Sandeep Jauhar’s brilliant Heart: A History blends historical events with evocative glimpses into his own experiences as a cardiac surgeon. Befittingly, for an organ that has been considered the ‘driver of emotion and the seat of the soul’, the book pulses with emotion-from that of the path-breaking surgeons who dedicated their lives to making sure the hearts continued to beat, experimenting on themselves in the absence of facilities and the patients who willingly submitted to experimental and uncertain treatments; to his own emotions, uncertainties and fears that powered him through a gruelling medical career, Sandeep Jauhar puts his heart into the history of the organ considered most significant in our collective imaginations.
Read on for seven personal experiences of Sandeep Jauhar-straight from the heart
His deep-seated fear of the heart as the executioner of men in the prime of their lives
“‘It was a heart attack,’ the doctor said, dispelling the family’s belief that a snake had killed their elder. My grandfather had succumbed to the most common cause of death throughout the world, sudden cardiac death after a myocardial infarction, or heart attack, perhaps triggered in his case by fright over the snakebite.”
His first dissection of a frog. (He launched on a successful medical career despite the this rather traumatic experience!)
“The electrode tips were way too big, nearly the size of the heart itself. Nevertheless, in a panic, I directed them at the pea- sized organ, forgetting that they were still hooked up to the battery. When they made contact, an electrical spark crackled, singeing the chest. It smelled awful, even worse than the formaldehyde soaked specimens in Mr. Crandall’s storage locker. By the time my mother came outside, I was bawling. I had tortured the poor creature, and moreover had nothing to show for it.”
An emotional connect with the first cadaver he dissected
“Even from our first encounter, my cadaver confounded me. He was South Asian. In the culture I grew up in, people rarely donate their bodies to science; they belong to their loved ones. In his final decision— just before death—my cadaver likely defied the wishes of his family, his children, maybe even his wife. Why? I wondered. Of course, I would never know, but nonetheless I felt a sort of kinship to the body before me. The cadavers, our professor said, might remind us of a person we once knew— a close friend or relative who had passed away. Or perhaps a grandfather who lived only in stale stories.”

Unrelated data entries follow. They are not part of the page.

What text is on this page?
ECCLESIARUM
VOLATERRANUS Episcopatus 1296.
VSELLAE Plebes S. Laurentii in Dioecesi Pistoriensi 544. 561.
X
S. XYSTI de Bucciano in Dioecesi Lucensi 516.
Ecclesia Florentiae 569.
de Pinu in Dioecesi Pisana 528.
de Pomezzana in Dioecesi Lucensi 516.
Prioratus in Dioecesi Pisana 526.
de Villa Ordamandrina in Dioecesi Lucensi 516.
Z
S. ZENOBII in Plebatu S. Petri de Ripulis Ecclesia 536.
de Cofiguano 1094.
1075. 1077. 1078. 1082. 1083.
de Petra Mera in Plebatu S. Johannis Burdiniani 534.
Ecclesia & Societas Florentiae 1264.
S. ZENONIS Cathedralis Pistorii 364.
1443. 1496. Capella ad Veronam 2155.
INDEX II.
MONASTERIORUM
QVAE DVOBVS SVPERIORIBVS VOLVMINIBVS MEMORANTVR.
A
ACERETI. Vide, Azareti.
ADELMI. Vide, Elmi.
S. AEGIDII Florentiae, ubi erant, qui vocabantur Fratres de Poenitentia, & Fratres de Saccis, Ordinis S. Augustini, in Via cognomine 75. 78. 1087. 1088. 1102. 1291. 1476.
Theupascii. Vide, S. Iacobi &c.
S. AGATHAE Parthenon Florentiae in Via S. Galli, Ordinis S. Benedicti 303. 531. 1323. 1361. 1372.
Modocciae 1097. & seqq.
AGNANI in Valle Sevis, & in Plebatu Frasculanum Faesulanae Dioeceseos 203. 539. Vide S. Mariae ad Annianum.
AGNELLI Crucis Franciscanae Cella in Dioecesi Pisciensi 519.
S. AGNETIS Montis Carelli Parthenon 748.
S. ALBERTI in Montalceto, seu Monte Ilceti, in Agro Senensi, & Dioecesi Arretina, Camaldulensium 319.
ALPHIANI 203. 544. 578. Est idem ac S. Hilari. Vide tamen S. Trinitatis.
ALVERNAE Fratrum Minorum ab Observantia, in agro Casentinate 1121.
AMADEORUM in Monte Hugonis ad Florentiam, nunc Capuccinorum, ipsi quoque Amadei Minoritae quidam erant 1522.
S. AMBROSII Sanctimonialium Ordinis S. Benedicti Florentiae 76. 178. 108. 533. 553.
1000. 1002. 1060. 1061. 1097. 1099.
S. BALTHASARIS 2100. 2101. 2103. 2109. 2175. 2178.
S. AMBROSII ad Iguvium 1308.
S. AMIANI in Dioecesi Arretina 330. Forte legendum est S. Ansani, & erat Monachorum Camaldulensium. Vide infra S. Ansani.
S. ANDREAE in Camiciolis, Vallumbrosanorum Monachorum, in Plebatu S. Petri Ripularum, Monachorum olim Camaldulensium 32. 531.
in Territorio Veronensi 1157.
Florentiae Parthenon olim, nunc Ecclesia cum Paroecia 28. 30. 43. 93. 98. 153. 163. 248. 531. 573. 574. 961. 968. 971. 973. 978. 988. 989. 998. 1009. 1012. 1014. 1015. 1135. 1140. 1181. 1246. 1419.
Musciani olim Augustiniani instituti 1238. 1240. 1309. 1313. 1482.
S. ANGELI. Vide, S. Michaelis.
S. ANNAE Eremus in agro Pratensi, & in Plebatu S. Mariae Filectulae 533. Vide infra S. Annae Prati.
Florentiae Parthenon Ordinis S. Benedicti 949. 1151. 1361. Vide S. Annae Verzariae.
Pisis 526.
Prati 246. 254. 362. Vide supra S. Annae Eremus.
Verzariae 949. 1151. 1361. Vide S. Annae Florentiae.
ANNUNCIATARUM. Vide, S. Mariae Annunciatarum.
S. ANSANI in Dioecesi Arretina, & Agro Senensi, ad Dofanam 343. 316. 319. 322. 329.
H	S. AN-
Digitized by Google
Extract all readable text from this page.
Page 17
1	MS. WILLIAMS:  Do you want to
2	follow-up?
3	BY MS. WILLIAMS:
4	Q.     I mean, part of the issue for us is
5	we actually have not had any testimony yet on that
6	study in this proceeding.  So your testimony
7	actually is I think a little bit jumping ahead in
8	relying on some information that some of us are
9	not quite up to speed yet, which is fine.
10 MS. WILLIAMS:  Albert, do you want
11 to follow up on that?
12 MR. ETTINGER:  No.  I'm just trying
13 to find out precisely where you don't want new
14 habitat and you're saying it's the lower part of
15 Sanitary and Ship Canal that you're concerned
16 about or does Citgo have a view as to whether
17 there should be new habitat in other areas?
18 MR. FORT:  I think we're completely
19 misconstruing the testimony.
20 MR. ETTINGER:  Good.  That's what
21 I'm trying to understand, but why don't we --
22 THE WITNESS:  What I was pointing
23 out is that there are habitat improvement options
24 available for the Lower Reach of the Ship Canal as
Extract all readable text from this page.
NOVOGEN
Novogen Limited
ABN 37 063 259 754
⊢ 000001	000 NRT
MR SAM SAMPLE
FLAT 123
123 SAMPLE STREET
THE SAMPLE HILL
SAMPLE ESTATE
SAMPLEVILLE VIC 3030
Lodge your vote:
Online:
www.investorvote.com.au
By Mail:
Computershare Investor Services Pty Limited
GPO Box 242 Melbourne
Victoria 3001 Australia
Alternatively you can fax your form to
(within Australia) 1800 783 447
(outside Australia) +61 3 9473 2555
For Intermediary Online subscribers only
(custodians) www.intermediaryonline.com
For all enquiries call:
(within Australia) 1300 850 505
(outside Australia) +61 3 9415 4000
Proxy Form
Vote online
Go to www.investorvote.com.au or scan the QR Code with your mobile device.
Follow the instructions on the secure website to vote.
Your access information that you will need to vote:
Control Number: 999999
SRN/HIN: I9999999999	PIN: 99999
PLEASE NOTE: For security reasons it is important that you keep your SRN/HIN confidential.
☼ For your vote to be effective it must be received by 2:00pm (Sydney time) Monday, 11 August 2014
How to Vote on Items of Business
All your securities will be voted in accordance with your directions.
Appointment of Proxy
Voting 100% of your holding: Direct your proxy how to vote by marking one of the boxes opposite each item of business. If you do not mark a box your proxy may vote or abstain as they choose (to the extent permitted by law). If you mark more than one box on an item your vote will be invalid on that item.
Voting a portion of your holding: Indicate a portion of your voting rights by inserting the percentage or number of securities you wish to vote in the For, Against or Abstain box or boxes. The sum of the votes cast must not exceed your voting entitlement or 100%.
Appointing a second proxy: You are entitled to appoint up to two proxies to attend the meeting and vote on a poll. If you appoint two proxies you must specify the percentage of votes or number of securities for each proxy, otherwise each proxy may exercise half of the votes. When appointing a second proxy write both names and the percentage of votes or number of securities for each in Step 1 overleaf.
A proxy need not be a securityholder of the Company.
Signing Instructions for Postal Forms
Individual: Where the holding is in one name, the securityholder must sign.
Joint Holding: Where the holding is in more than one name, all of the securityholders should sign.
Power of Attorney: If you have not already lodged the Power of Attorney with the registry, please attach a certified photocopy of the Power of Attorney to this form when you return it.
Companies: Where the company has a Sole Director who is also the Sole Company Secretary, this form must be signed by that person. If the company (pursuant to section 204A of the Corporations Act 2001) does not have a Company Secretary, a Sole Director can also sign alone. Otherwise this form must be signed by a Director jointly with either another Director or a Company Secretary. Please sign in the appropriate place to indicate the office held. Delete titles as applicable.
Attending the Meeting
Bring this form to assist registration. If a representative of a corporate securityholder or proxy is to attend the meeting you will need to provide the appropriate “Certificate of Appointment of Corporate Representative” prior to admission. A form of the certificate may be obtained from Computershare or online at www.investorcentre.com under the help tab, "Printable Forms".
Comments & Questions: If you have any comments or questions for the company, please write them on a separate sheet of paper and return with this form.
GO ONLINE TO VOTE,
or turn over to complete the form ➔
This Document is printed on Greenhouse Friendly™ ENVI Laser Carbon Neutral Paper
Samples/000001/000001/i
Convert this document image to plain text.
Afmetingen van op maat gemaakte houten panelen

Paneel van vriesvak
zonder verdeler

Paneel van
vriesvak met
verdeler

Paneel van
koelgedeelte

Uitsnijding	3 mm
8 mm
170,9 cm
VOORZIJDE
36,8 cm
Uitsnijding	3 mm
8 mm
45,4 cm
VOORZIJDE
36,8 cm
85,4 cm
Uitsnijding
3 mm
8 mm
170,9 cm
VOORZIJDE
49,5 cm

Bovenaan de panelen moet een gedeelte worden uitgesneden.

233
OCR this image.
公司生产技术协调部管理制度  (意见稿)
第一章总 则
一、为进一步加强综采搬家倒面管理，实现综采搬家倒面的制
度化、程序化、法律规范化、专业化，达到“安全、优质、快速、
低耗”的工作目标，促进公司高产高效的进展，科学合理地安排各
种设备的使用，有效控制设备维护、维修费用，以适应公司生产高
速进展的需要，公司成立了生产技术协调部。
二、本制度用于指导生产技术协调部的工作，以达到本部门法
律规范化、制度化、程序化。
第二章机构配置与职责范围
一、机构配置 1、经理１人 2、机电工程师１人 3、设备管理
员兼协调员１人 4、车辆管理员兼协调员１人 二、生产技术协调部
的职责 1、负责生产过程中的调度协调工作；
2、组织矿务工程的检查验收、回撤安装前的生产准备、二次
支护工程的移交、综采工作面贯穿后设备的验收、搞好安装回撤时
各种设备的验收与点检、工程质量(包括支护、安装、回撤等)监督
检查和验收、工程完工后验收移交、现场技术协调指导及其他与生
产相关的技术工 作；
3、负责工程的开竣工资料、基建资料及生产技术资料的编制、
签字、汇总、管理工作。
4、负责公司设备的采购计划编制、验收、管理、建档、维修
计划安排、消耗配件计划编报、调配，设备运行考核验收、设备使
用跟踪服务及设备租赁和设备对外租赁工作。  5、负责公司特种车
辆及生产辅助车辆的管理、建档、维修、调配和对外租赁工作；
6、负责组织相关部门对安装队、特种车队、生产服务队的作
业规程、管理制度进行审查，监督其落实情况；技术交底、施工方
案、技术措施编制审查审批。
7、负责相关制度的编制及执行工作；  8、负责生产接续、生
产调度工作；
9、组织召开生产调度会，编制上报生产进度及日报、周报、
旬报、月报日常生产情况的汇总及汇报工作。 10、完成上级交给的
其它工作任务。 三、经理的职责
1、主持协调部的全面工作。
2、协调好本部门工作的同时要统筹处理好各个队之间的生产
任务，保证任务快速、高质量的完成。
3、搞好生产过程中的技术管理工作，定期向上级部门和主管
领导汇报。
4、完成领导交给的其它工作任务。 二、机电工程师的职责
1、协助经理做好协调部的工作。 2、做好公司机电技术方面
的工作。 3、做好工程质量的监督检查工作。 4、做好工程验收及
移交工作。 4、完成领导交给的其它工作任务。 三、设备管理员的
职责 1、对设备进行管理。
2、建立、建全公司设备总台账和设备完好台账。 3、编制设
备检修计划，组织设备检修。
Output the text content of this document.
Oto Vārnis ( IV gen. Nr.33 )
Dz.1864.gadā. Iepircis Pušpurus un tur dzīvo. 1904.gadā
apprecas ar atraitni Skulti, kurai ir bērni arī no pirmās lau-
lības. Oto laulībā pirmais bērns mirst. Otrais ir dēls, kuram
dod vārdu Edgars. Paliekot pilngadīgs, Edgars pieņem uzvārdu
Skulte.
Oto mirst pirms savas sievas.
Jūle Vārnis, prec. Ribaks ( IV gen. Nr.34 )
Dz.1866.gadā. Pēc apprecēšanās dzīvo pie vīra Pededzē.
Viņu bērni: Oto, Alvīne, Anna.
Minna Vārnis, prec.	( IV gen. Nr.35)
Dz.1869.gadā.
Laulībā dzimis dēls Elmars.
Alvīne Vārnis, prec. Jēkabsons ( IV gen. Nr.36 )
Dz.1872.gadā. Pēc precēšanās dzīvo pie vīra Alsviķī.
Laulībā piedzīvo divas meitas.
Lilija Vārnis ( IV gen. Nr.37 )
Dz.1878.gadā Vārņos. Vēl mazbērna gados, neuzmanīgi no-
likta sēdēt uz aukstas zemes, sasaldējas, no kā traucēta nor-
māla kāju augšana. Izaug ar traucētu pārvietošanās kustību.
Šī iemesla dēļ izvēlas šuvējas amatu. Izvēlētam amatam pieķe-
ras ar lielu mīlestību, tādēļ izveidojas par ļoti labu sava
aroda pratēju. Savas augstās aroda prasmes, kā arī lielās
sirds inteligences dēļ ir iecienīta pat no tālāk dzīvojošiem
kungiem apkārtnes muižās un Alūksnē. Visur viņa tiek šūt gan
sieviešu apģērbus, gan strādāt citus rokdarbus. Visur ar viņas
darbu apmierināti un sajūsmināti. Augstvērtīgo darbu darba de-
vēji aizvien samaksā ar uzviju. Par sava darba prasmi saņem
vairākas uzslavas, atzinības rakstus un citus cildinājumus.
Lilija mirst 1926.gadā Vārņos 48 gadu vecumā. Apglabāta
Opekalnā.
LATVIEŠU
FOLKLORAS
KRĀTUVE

The painful loss of a patient despite the grueling hours and work a doctor puts into attempting to save their lives
“Shah never called me to tell me what happened, but the next day I heard from my parents that the patient never made it out of the OR. His blood pressure continued to drop, despite the balloon pump and intravenous medications, and around seven that morning, nearly seven hours after we’d arrived at the hospital, he died, another victim of endocarditis, Osler’s great killer. It was an important lesson for me at that early stage in my career. No matter the extraordinary progress that has been made in heart surgery over the past century, the heart remains a vulnerable organ. Despite our best efforts, cardiac patients still die.”
When fear is both teacher and inspiration
“What motivated the long hours was fear: fear of overlooking something that could hurt a patient, of course, but more immediately fear of rebuke, of being dressed down for mismanagement or an oversight. And so I came to think of my cardiology training as being on dual tracks: learning about the heart, obviously, but also what was in my heart— what I was made of—at the same time.”
The shock of the doctor being put in the same position as the patient
“After Dr. Trost reviewed the images, she called me into the reading room. The gray- and- white pictures were up on a large monitor. White specks, radiographic grit, were in all three of my coronary vessels. The main artery feeding my heart had a 30 to 50 percent obstruction near the opening and a 50 percent blockage in the midportion. There was minor plaque in the other
two arteries, too. Sitting numbly in that dark room, I felt as if I were getting a glimpse of how I was probably going to die.”
…..and moving past a difficult diagnosis
“As another summer winds down, my CT scan is a distant memory. It was supposed to change everything, but in the end it was a hiccup, a PVC, and my life has returned to its normal rhythm. Like when you plan a trip somewhere and you think the place will feel different, the way you see it in pictures, and then you get there and it’s the same as the place you came from: same sky, same air, same clouds. Of course, I’ve made changes. I exercise almost every day now, and I eat better, too. I spend more time with my children and with friends. I still enjoy working hard, but I am no longer so contemptuous of relaxation.”
Affecting, engaging, and beautifully written, Heart: A History takes the full measure of the only organ that can move itself.